My dad is dying. He’s really finally going. He’s been going for a year now about. I watched the slow decline of someone who did not think anything was wrong with him, refused any sort of treatment for what ailed him, and then his body just decided it was time to let go. It’s been a long road, his death. And he isn’t quite ready yet. Somehow his strong heart keeps beating. I am realizing that death brings us to a point of celebration and love we couldn’t really get to before they pass. I am watching his friends and family come together to show him their love which is kind of amazing.

I don’t really write much here. No one really blogs as such anymore. They use Facebook or Twitter because the response is immediate – you can reach a much larger audience that way. No one reads this anymore – or ever – so it’s a “safe space” for me now to write if I feel like it. Tonight I feel like it because I want to record the time my daughter Emma and I went to his hospital room and watched Black Panther as he lay dying. He was in the VA in Westwood before moving to the hospice, where he is now. He was obsessed with watching the movie Dark Tower, starring Idris Elba and Matthew McConaughey. It’s not very good to me but to him it’s the greatest film ever made. It revolves around – at least as far as I can tell – a boy with special powers who has to be sent off to a school where they “understand” him better. My dad was sent off to school by grandmother because she – a single working mom in the 1930s and 1940s – could not care for him. He was a troubled kid – theft, drugs, eventually gangs before he found Jazz drumming as an outlet. He’s known in jazz circles of LA as a bit of a legend when it comes to drumming. One time his jazz friends came to his hospital room and jammed with him. He picked up his drums and played on a practice pad with them.

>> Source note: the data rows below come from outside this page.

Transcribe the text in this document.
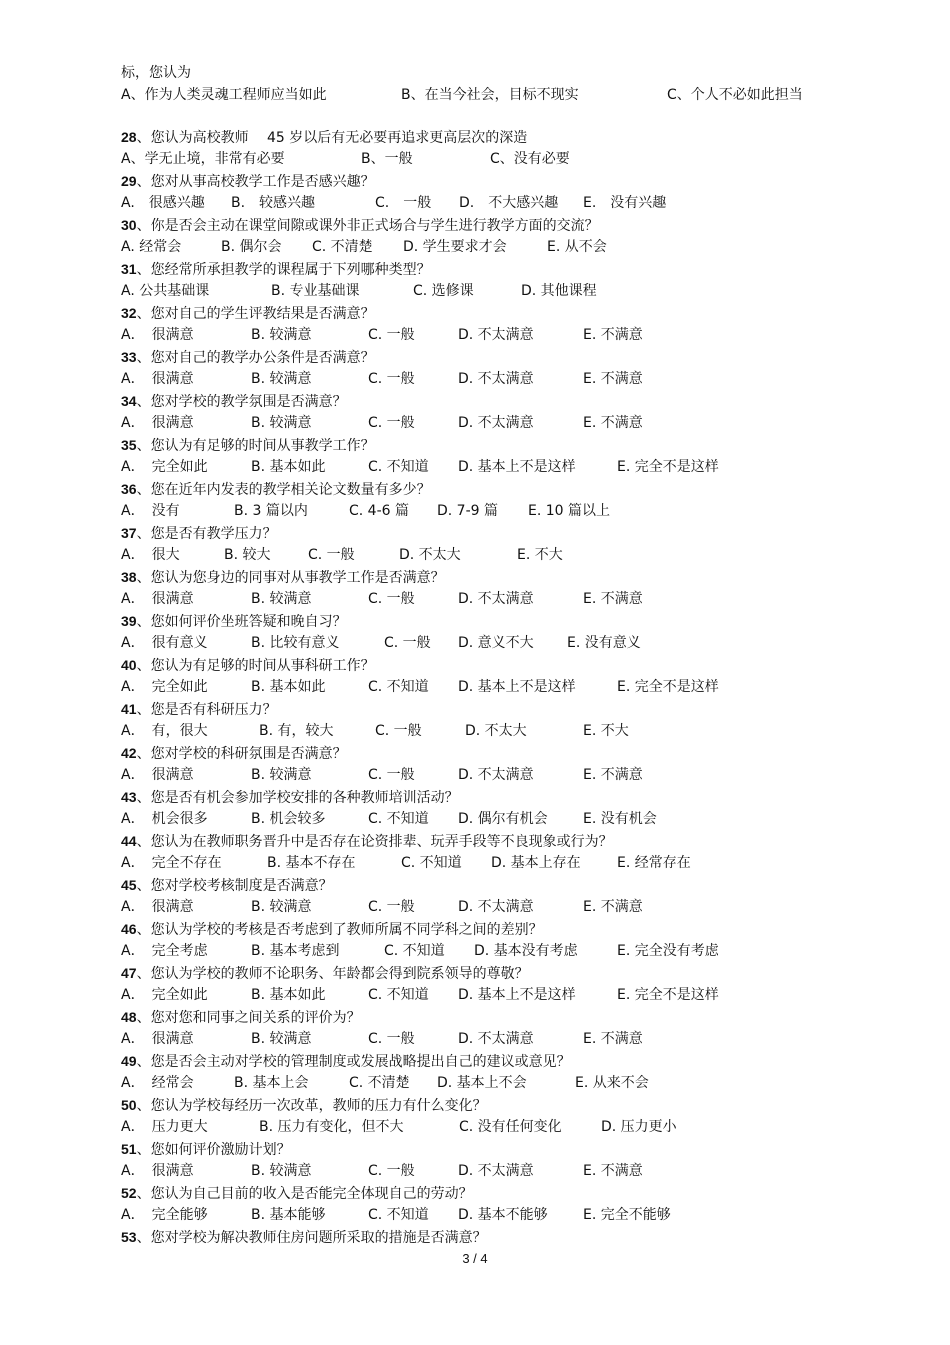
标，您认为
A、作为人类灵魂工程师应当如此	B、在当今社会，目标不现实	C、个人不必如此担当
28、您认为高校教师　 45 岁以后有无必要再追求更高层次的深造
A、学无止境，非常有必要	B、一般	C、没有必要
29、您对从事高校教学工作是否感兴趣？
A.　很感兴趣 B.　较感兴趣	C.　一般 D.　不大感兴趣 E.　没有兴趣
30、你是否会主动在课堂间隙或课外非正式场合与学生进行教学方面的交流？
A. 经常会	B. 偶尔会 C. 不清楚 D. 学生要求才会	E. 从不会
31、您经常所承担教学的课程属于下列哪种类型？
A. 公共基础课	B. 专业基础课	C. 选修课	D. 其他课程
32、您对自己的学生评教结果是否满意？
A．　很满意	B. 较满意	C. 一般	D. 不太满意	E. 不满意
33、您对自己的教学办公条件是否满意？
A．　很满意	B. 较满意	C. 一般	D. 不太满意	E. 不满意
34、您对学校的教学氛围是否满意？
A．　很满意	B. 较满意	C. 一般	D. 不太满意	E. 不满意
35、您认为有足够的时间从事教学工作？
A．　完全如此	B. 基本如此	C. 不知道 D. 基本上不是这样	E. 完全不是这样
36、您在近年内发表的教学相关论文数量有多少？
A．　没有	B. 3 篇以内	C. 4-6 篇 D. 7-9 篇 E. 10 篇以上
37、您是否有教学压力？
A．　很大	B. 较大	C. 一般	D. 不太大	E. 不大
38、您认为您身边的同事对从事教学工作是否满意？
A．　很满意	B. 较满意	C. 一般	D. 不太满意	E. 不满意
39、您如何评价坐班答疑和晚自习？
A．　很有意义	B. 比较有意义	C. 一般 D. 意义不大 E. 没有意义
40、您认为有足够的时间从事科研工作？
A．　完全如此	B. 基本如此	C. 不知道 D. 基本上不是这样	E. 完全不是这样
41、您是否有科研压力？
A．　有，很大	B. 有，较大	C. 一般	D. 不太大	E. 不大
42、您对学校的科研氛围是否满意？
A．　很满意	B. 较满意	C. 一般	D. 不太满意	E. 不满意
43、您是否有机会参加学校安排的各种教师培训活动？
A．　机会很多	B. 机会较多	C. 不知道 D. 偶尔有机会	E. 没有机会
44、您认为在教师职务晋升中是否存在论资排辈、玩弄手段等不良现象或行为？
A．　完全不存在	B. 基本不存在	C. 不知道 D. 基本上存在	E. 经常存在
45、您对学校考核制度是否满意？
A．　很满意	B. 较满意	C. 一般	D. 不太满意	E. 不满意
46、您认为学校的考核是否考虑到了教师所属不同学科之间的差别？
A．　完全考虑	B. 基本考虑到	C. 不知道 D. 基本没有考虑	E. 完全没有考虑
47、您认为学校的教师不论职务、年龄都会得到院系领导的尊敬？
A．　完全如此	B. 基本如此	C. 不知道 D. 基本上不是这样	E. 完全不是这样
48、您对您和同事之间关系的评价为？
A．　很满意	B. 较满意	C. 一般	D. 不太满意	E. 不满意
49、您是否会主动对学校的管理制度或发展战略提出自己的建议或意见？
A．　经常会	B. 基本上会	C. 不清楚 D. 基本上不会	E. 从来不会
50、您认为学校每经历一次改革，教师的压力有什么变化？
A．　压力更大	B. 压力有变化，但不大	C. 没有任何变化	D. 压力更小
51、您如何评价激励计划？
A．　很满意	B. 较满意	C. 一般	D. 不太满意	E. 不满意
52、您认为自己目前的收入是否能完全体现自己的劳动？
A．　完全能够	B. 基本能够	C. 不知道 D. 基本不能够	E. 完全不能够
53、您对学校为解决教师住房问题所采取的措施是否满意？
3 / 4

When people we love die we do have to come to some sort of conclusion about them. Were they good to us? Good to the world? Were they bad? We’re all a mixture of both, I would imagine, despite the internet’s mass hysteria daily that seeks to roust out anyone not “pure” and “good.” We all do make mistakes. Someday I’ll tell the whole story of my dad but for now I want to just leave it at: to most people he was never “enough.” Not enough of a son. Not enough of a man, not enough of a father or a husband. But to me he really was. As hard as it was to communicate with him at times he was a man of great kindness and compassion. THAT is something I will dearly miss.